1. I dati personali forniti dai candidati sono trattati ai sensi
del Regolamento europeo (UE) n. 2016/679, del decreto legislativo 30
giugno 2003, n. 196 e del decreto legislativo 10 agosto 2018, n. 101,
e utilizzati esclusivamente per le finalita' del concorso e del
successivo corso-concorso. I dati possono essere comunicati dalla SNA
esclusivamente alle amministrazioni direttamente interessate alla
posizione giuridico-economica del candidato.
2. La comunicazione dei dati e' obbligatoria ai fini della
valutazione dei requisiti di partecipazione, pena l'esclusione dal
concorso.
3. Il trattamento dei dati e' effettuato anche con modalita'
informatiche e puo' essere affidato dalla SNA a una societa'
specializzata.
4. Ciascun candidato ha il diritto di accedere ai dati che lo
riguardano, di far rettificare, aggiornare, completare o cancellare i
dati erronei, incompleti o raccolti in termini non conformi alla
legge, nonche' il diritto di opporsi al loro trattamento per motivi
illegittimi. Tali diritti possono essere fatti valere nei confronti
della Scuola nazionale dell'amministrazione - Servizio III concorsi e
convenzioni, via dei Robilant, 11 - 00135 Roma.

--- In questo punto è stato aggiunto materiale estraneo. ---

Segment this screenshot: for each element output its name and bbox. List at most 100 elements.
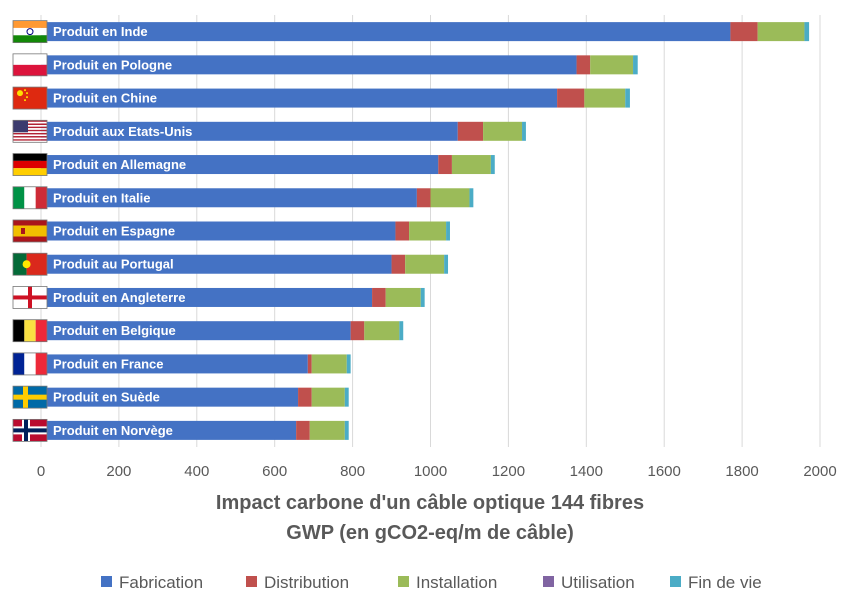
bar-segment-installation (584, 88, 626, 108)
bar-segment-installation (311, 387, 345, 407)
bar-segment-fabrication (41, 188, 417, 208)
germany-flag-icon (12, 153, 48, 176)
bar-segment-fabrication (41, 287, 373, 307)
bars (41, 22, 810, 440)
category-label: Produit en Belgique (53, 323, 176, 338)
bar-segment-fin-de-vie (344, 387, 349, 407)
legend-label: Fin de vie (688, 573, 762, 592)
bar-segment-fabrication (41, 321, 351, 341)
legend-label: Utilisation (561, 573, 635, 592)
portugal-flag-icon (12, 252, 48, 276)
india-flag-icon (12, 20, 48, 44)
usa-flag-icon (12, 119, 48, 143)
category-label: Produit en Inde (53, 24, 148, 39)
x-tick-label: 800 (340, 463, 365, 480)
bar-segment-installation (405, 254, 445, 274)
bar-segment-fin-de-vie (446, 221, 450, 241)
bar-segment-installation (451, 155, 491, 175)
category-label: Produit en Italie (53, 190, 151, 205)
bar-segment-fabrication (41, 221, 396, 241)
bar-segment-fin-de-vie (804, 22, 810, 42)
x-tick-label: 0 (37, 463, 45, 480)
legend-label: Installation (416, 573, 497, 592)
legend-swatch-distribution (246, 576, 257, 587)
chart-title-line-1: Impact carbone d'un câble optique 144 fi… (216, 492, 644, 514)
bar-segment-installation (311, 354, 347, 374)
bar-segment-fin-de-vie (346, 354, 351, 374)
belgium-flag-icon (12, 319, 48, 343)
bar-segment-installation (309, 420, 345, 440)
category-label: Produit en Espagne (53, 224, 175, 239)
bar-segment-distribution (391, 254, 406, 274)
category-label: Produit en Allemagne (53, 157, 186, 172)
bar-segment-fin-de-vie (344, 420, 349, 440)
bar-segment-distribution (372, 287, 386, 307)
bar-segment-distribution (438, 155, 452, 175)
bar-segment-fabrication (41, 354, 308, 374)
bar-segment-fabrication (41, 155, 439, 175)
x-tick-label: 200 (106, 463, 131, 480)
bar-segment-installation (757, 22, 805, 42)
bar-segment-fabrication (41, 22, 731, 42)
x-tick-label: 2000 (803, 463, 836, 480)
x-tick-label: 1800 (725, 463, 758, 480)
bar-segment-fabrication (41, 420, 297, 440)
bar-segment-installation (590, 55, 634, 75)
legend-swatch-fin-de-vie (670, 576, 681, 587)
category-label: Produit en France (53, 356, 164, 371)
bar-segment-fabrication (41, 55, 577, 75)
legend: Fabrication Distribution Installation Utili… (101, 573, 762, 592)
italy-flag-icon (12, 186, 48, 210)
bar-segment-distribution (307, 354, 312, 374)
bar-segment-distribution (350, 321, 365, 341)
bar-segment-fin-de-vie (625, 88, 630, 108)
bar-segment-fabrication (41, 88, 558, 108)
bar-segment-distribution (576, 55, 591, 75)
bar-segment-installation (409, 221, 447, 241)
category-label: Produit en Norvège (53, 423, 173, 438)
bar-segment-distribution (416, 188, 431, 208)
bar-segment-fabrication (41, 254, 392, 274)
bar-segment-fin-de-vie (469, 188, 474, 208)
bar-segment-fin-de-vie (490, 155, 495, 175)
legend-label: Distribution (264, 573, 349, 592)
category-label: Produit en Suède (53, 390, 160, 405)
x-tick-label: 1400 (570, 463, 603, 480)
legend-swatch-utilisation (543, 576, 554, 587)
france-flag-icon (12, 352, 48, 376)
x-axis-ticks: 0 200 400 600 800 1000 1200 1400 1600 1800 2000 (37, 463, 837, 480)
bar-segment-installation (364, 321, 400, 341)
bar-segment-fin-de-vie (633, 55, 638, 75)
bar-segment-distribution (298, 387, 312, 407)
x-tick-label: 1600 (648, 463, 681, 480)
sweden-flag-icon (12, 385, 48, 409)
x-tick-label: 1000 (414, 463, 447, 480)
bar-segment-distribution (557, 88, 585, 108)
spain-flag-icon (12, 219, 48, 243)
bar-segment-installation (483, 121, 523, 141)
poland-flag-icon (12, 53, 48, 77)
bar-segment-fin-de-vie (444, 254, 449, 274)
category-label: Produit aux Etats-Unis (53, 124, 192, 139)
category-label: Produit en Chine (53, 91, 157, 106)
legend-swatch-installation (398, 576, 409, 587)
bar-labels: Produit en Inde Produit en Pologne Produit… (53, 24, 192, 438)
x-tick-label: 1200 (492, 463, 525, 480)
bar-segment-fin-de-vie (420, 287, 425, 307)
bar-segment-fin-de-vie (522, 121, 526, 141)
bar-segment-distribution (457, 121, 484, 141)
legend-label: Fabrication (119, 573, 203, 592)
bar-segment-fabrication (41, 121, 458, 141)
legend-swatch-fabrication (101, 576, 112, 587)
x-tick-label: 400 (184, 463, 209, 480)
norway-flag-icon (12, 418, 48, 442)
category-label: Produit en Pologne (53, 57, 172, 72)
bar-segment-distribution (296, 420, 310, 440)
bar-segment-fin-de-vie (399, 321, 404, 341)
bar-segment-installation (430, 188, 470, 208)
bar-segment-distribution (395, 221, 410, 241)
bar-segment-fabrication (41, 387, 299, 407)
category-label: Produit au Portugal (53, 257, 174, 272)
flags (12, 20, 48, 442)
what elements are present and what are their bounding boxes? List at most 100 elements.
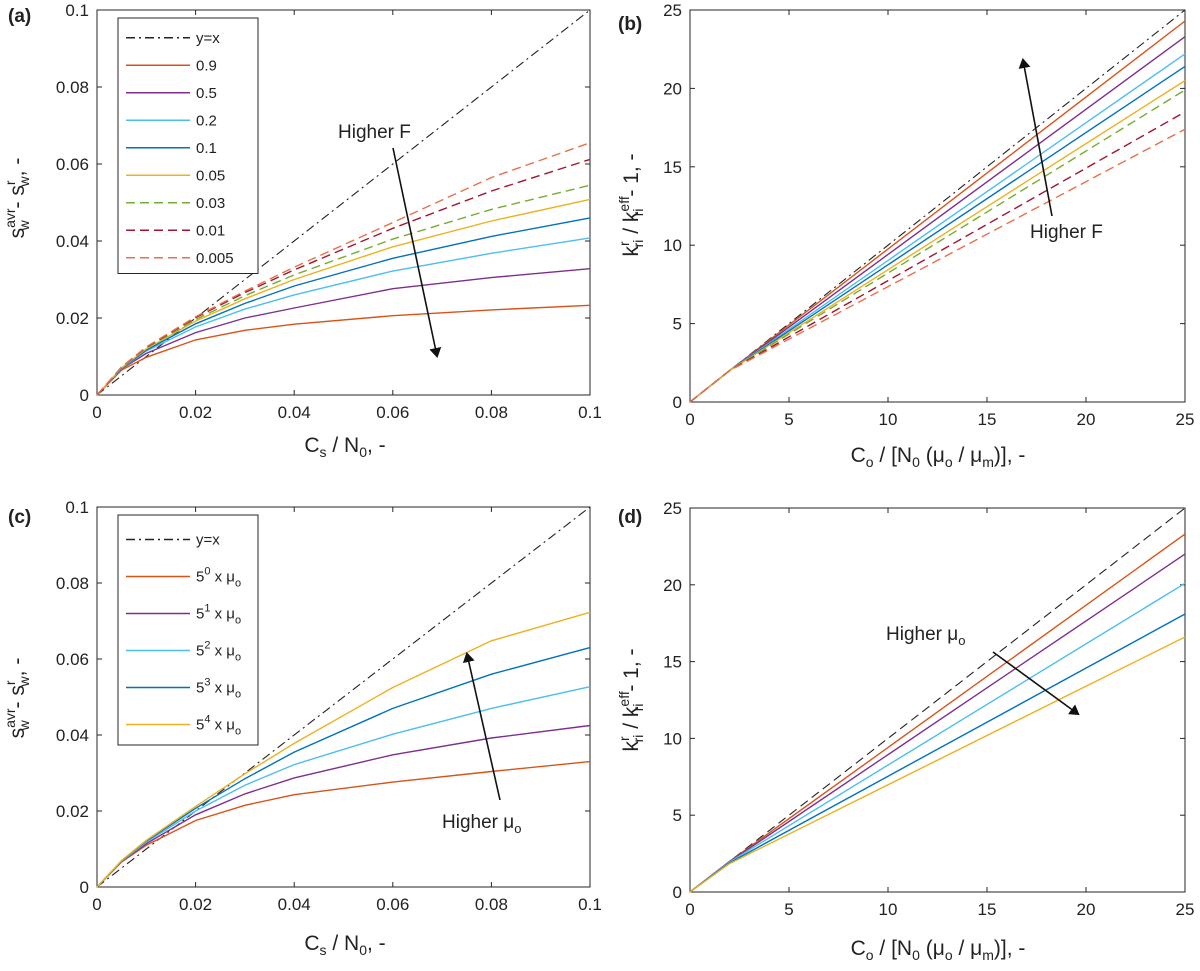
legend-label: 0.5 [196, 85, 217, 102]
x-tick-label: 0.08 [475, 403, 508, 422]
annotation-arrow-d [992, 651, 1080, 716]
x-tick-label: 15 [978, 900, 997, 919]
x-tick-label: 0.06 [376, 403, 409, 422]
y-tick-label: 0 [673, 393, 682, 412]
legend-label: 50 x μo [196, 566, 241, 590]
x-tick-label: 0.04 [278, 895, 311, 914]
x-tick-label: 20 [1077, 900, 1096, 919]
legend-label: 0.03 [196, 195, 225, 212]
y-axis-label-b: krri / keffri - 1, - [616, 153, 646, 256]
y-tick-label: 0.08 [56, 574, 89, 593]
series-line-0-9 [96, 304, 591, 396]
series-line-y-x [689, 507, 1186, 893]
y-tick-label: 0.1 [65, 1, 89, 20]
panel-label-d: (d) [618, 507, 642, 528]
x-tick-label: 0.06 [376, 895, 409, 914]
panel-d-chart: 0 5 10 15 20 25 0 5 10 15 20 25 [663, 499, 1194, 919]
y-tick-label: 20 [663, 79, 682, 98]
x-tick-label: 10 [879, 410, 898, 429]
y-tick-label: 5 [673, 806, 682, 825]
legend-label: 52 x μo [196, 640, 241, 664]
legend-label: y=x [196, 30, 220, 47]
annotation-arrow-b [1018, 58, 1053, 217]
series-line-0-5 [96, 268, 591, 396]
x-axis-label-c: Cs / N0, - [304, 932, 385, 958]
x-tick-label: 0 [92, 895, 101, 914]
panel-b-chart: 0 5 10 15 20 25 0 5 10 15 20 25 [663, 1, 1194, 429]
series-line-5-4-x-o [96, 611, 591, 888]
y-tick-label: 0.06 [56, 155, 89, 174]
x-axis-label-b: Co / [N0 (μo / μm)], - [851, 444, 1026, 470]
y-tick-label: 0.08 [56, 78, 89, 97]
series-line-0-005 [96, 142, 591, 396]
series-line-5-4-x-o [689, 636, 1186, 893]
legend-label: 0.1 [196, 140, 217, 157]
y-tick-label: 25 [663, 499, 682, 518]
y-tick-label: 15 [663, 653, 682, 672]
y-tick-label: 20 [663, 576, 682, 595]
legend-label: y=x [196, 532, 220, 549]
y-tick-label: 0.06 [56, 650, 89, 669]
x-tick-label: 0.02 [179, 895, 212, 914]
x-tick-label: 20 [1077, 410, 1096, 429]
x-tick-label: 10 [879, 900, 898, 919]
panel-c-chart: 0 0.02 0.04 0.06 0.08 0.1 0 0.02 0.04 0.06 0.08 0.1… [56, 498, 602, 914]
series-line-0-005 [689, 128, 1186, 403]
x-tick-label: 0 [92, 403, 101, 422]
panel-label-c: (c) [8, 507, 31, 528]
legend-label: 0.005 [196, 250, 234, 267]
x-tick-label: 0.04 [278, 403, 311, 422]
x-tick-label: 0 [685, 900, 694, 919]
legend-label: 0.9 [196, 57, 217, 74]
y-tick-label: 0.02 [56, 802, 89, 821]
y-tick-label: 25 [663, 1, 682, 20]
x-tick-label: 0.08 [475, 895, 508, 914]
x-tick-label: 0.1 [578, 403, 602, 422]
series-line-y-x [96, 9, 591, 396]
y-tick-label: 0.04 [56, 232, 89, 251]
annotation-arrow-c [462, 652, 501, 801]
annotation-higher-mu-d: Higher μo [886, 624, 965, 648]
panel-label-a: (a) [8, 6, 31, 27]
y-tick-label: 10 [663, 729, 682, 748]
x-tick-label: 25 [1176, 900, 1195, 919]
annotation-higher-f-b: Higher F [1030, 222, 1103, 243]
x-tick-label: 0.1 [578, 895, 602, 914]
y-tick-label: 0 [673, 883, 682, 902]
x-tick-label: 25 [1176, 410, 1195, 429]
x-axis-label-d: Co / [N0 (μo / μm)], - [851, 937, 1026, 963]
y-tick-label: 0 [80, 386, 89, 405]
legend-label: 0.05 [196, 167, 225, 184]
y-tick-label: 5 [673, 315, 682, 334]
series-line-y-x [689, 9, 1186, 403]
x-tick-label: 15 [978, 410, 997, 429]
x-tick-label: 5 [784, 900, 793, 919]
legend: y=x 0.9 0.5 0.2 0.1 0.05 0.03 0.01 0.005 [117, 17, 259, 274]
x-tick-label: 0.02 [179, 403, 212, 422]
legend-label: 51 x μo [196, 603, 241, 627]
legend-label: 54 x μo [196, 714, 241, 738]
y-tick-label: 0.02 [56, 309, 89, 328]
y-tick-label: 0.04 [56, 726, 89, 745]
y-tick-label: 0.1 [65, 498, 89, 517]
annotation-higher-mu-c: Higher μo [442, 812, 521, 836]
x-tick-label: 5 [784, 410, 793, 429]
legend-label: 0.2 [196, 112, 217, 129]
panel-label-b: (b) [618, 14, 642, 35]
annotation-arrow-a [392, 147, 442, 358]
legend-label: 53 x μo [196, 677, 241, 701]
y-tick-label: 0 [80, 878, 89, 897]
panel-a-chart: 0 0.02 0.04 0.06 0.08 0.1 0 0.02 0.04 0.06 0.08 0.1… [56, 1, 602, 422]
y-axis-label-c: savrw - srw, - [2, 658, 32, 739]
x-axis-label-a: Cs / N0, - [304, 434, 385, 460]
legend-label: 0.01 [196, 222, 225, 239]
legend: y=x 50 x μo 51 x μo 52 x μo 53 x μo 54 x μo [117, 514, 259, 746]
annotation-higher-f-a: Higher F [338, 122, 411, 143]
x-tick-label: 0 [685, 410, 694, 429]
y-axis-label-d: krri / keffri - 1, - [616, 648, 646, 751]
y-axis-label-a: savrw - srw, - [2, 158, 32, 239]
y-tick-label: 15 [663, 158, 682, 177]
y-tick-label: 10 [663, 236, 682, 255]
legend-box [117, 17, 259, 274]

                               Art. 14 

Svolgimento del corso-concorso

1. Il corso-concorso si svolge secondo le modalita' stabilite dal
decreto del Presidente della Repubblica 24 settembre 2004, n. 272,
come modificato dall'art. 7 del decreto del Presidente della
Repubblica 16 aprile 2013, n. 70, e dall'art. 250, comma 2, del
decreto-legge 19 maggio 2020, n. 34.
2. La SNA ha facolta' di sottoporre a visita medica di controllo
i vincitori del concorso ai fini della valutazione dell'idoneita'
fisica alla frequenza del corso-concorso, in base alla normativa
vigente.

                               Art. 15 

Norme di salvaguardia

1. Per quanto non previsto dal presente bando, valgono, in quanto
applicabili, le disposizioni sullo svolgimento dei concorsi contenute
nel decreto del Presidente della Repubblica 9 maggio 1994, n. 487, e
successive modificazioni, e le disposizioni in materia di accesso
alla qualifica di dirigente di cui al decreto del Presidente della
Repubblica 24 settembre 2004, n. 272.
2. Avverso il presente bando e' ammesso ricorso in sede
giurisdizionale al Tribunale amministrativo regionale del Lazio entro
sessanta giorni dalla data di pubblicazione o ricorso straordinario
al Presidente della Repubblica entro centoventi giorni dalla stessa
data.
Il presente decreto e' trasmesso all'Ufficio del bilancio e per
il riscontro di regolarita' amministrativo-contabile della Presidenza
del Consiglio dei ministri per il visto di competenza.